Pendant les quatre années que dure la Première Guerre mondiale, Reims, située à quelques kilomètres seulement du front, subit les bombardements incessants des Allemands stoppés par les forts bâtis après 1870 par le général Séré de Rivières, notamment celui de la Pompelle qui résiste héroïquement et permet à la ville de tenir pendant toute la guerre. Détruite à 99 %, Reims perd un nombre considérable de maisons, d'édifices civils et religieux. Le délabrement de la cité impose un vaste programme de reconstruction – certains des bâtiments sont reconstruits dans le style Art déco, comme la bibliothèque Carnegie – tandis que la cathédrale, incendiée le 19 septembre 1914 et ravagée tout au long du conflit par plusieurs centaines d’obus de gros calibre, nécessite vingt années d'une patiente restauration.

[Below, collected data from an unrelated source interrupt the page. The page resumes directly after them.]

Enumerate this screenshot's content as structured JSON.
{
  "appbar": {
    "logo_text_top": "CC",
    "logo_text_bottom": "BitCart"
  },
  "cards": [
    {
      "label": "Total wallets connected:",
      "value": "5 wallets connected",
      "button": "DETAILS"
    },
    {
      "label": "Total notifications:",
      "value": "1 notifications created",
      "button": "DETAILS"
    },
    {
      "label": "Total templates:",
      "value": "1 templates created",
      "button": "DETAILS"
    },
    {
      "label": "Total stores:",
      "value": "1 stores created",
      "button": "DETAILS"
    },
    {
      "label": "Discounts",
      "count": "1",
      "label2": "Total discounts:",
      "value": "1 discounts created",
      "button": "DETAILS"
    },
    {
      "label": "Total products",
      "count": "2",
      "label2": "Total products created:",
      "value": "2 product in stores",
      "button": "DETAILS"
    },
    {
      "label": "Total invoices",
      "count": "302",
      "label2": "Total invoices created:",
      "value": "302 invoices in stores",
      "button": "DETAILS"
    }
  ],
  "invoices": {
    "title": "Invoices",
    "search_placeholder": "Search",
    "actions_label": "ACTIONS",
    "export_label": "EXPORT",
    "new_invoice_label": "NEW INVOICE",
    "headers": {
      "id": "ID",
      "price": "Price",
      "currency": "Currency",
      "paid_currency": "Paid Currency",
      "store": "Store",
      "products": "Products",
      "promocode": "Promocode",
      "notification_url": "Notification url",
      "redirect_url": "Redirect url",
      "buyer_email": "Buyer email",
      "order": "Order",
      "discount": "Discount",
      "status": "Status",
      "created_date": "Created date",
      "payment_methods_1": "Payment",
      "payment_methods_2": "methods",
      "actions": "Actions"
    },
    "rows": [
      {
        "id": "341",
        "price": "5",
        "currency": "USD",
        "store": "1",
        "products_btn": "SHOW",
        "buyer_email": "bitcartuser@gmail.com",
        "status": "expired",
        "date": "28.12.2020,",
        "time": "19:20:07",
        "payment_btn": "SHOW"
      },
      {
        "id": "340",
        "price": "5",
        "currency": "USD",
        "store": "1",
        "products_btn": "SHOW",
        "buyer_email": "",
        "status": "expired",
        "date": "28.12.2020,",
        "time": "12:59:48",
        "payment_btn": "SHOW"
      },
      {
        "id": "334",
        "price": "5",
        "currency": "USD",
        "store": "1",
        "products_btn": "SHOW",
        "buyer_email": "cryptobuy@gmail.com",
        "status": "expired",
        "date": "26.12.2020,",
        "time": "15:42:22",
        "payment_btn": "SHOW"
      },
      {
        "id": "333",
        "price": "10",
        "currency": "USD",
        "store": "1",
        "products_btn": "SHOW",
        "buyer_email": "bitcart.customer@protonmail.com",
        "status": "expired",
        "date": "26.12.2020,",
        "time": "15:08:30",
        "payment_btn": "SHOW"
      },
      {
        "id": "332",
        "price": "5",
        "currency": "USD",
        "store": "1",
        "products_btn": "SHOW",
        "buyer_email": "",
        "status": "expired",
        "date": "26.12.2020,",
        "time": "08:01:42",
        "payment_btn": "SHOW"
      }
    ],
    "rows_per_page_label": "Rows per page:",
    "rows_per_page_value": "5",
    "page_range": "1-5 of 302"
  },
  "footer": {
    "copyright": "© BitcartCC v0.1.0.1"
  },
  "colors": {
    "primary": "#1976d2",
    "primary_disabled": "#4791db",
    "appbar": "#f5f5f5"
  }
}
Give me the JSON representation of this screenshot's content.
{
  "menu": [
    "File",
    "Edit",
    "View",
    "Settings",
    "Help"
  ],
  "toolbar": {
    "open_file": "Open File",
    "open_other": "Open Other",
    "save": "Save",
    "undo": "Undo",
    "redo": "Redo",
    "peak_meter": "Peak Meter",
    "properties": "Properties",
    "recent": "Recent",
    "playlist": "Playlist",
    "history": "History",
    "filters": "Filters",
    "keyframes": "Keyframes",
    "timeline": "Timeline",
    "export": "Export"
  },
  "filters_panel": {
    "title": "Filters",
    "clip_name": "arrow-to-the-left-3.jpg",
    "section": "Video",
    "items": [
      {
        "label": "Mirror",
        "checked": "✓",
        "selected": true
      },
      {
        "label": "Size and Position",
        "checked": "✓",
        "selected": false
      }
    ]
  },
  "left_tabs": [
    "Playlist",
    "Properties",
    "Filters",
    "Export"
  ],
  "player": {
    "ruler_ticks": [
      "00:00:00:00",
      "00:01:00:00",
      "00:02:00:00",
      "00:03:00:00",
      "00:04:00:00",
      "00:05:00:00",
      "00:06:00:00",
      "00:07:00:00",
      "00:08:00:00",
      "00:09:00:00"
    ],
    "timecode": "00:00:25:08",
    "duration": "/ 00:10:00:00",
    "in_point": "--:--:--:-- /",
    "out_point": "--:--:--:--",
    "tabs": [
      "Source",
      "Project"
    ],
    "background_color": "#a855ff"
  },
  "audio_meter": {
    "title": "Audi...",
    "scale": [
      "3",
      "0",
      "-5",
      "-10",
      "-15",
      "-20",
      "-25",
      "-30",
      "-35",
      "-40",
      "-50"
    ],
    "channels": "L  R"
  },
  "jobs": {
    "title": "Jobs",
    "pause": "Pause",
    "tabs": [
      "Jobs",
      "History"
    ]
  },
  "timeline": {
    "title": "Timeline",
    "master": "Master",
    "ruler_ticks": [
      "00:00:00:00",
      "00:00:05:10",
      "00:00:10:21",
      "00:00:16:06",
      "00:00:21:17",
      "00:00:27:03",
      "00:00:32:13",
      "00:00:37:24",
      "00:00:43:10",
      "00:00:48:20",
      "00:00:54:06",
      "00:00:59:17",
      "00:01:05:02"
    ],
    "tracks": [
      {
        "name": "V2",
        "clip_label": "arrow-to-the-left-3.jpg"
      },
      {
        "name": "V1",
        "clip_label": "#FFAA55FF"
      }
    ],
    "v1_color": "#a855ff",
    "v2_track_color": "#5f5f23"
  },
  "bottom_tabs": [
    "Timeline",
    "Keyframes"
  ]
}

Relativement épargnée pendant la Seconde Guerre mondiale, Reims est choisie pour accueillir en 1944 le Suprem Headquarter Allied Expeditionnary Forces, le quartier général d’Eisenhower installé dans l’actuel lycée Roosevelt où est signée le 7 mai 1945 par le général Alfred Jodl, à 2 h 41, la reddition des forces armées allemandes, signature qui mettait fin aux combats sur le théâtre européen de la Seconde Guerre mondiale. Le 8 juillet 1962, Reims et sa cathédrale Notre-Dame sont choisies par le général de Gaulle et le chancelier allemand Konrad Adenauer pour sceller la réconciliation entre les deux peuples.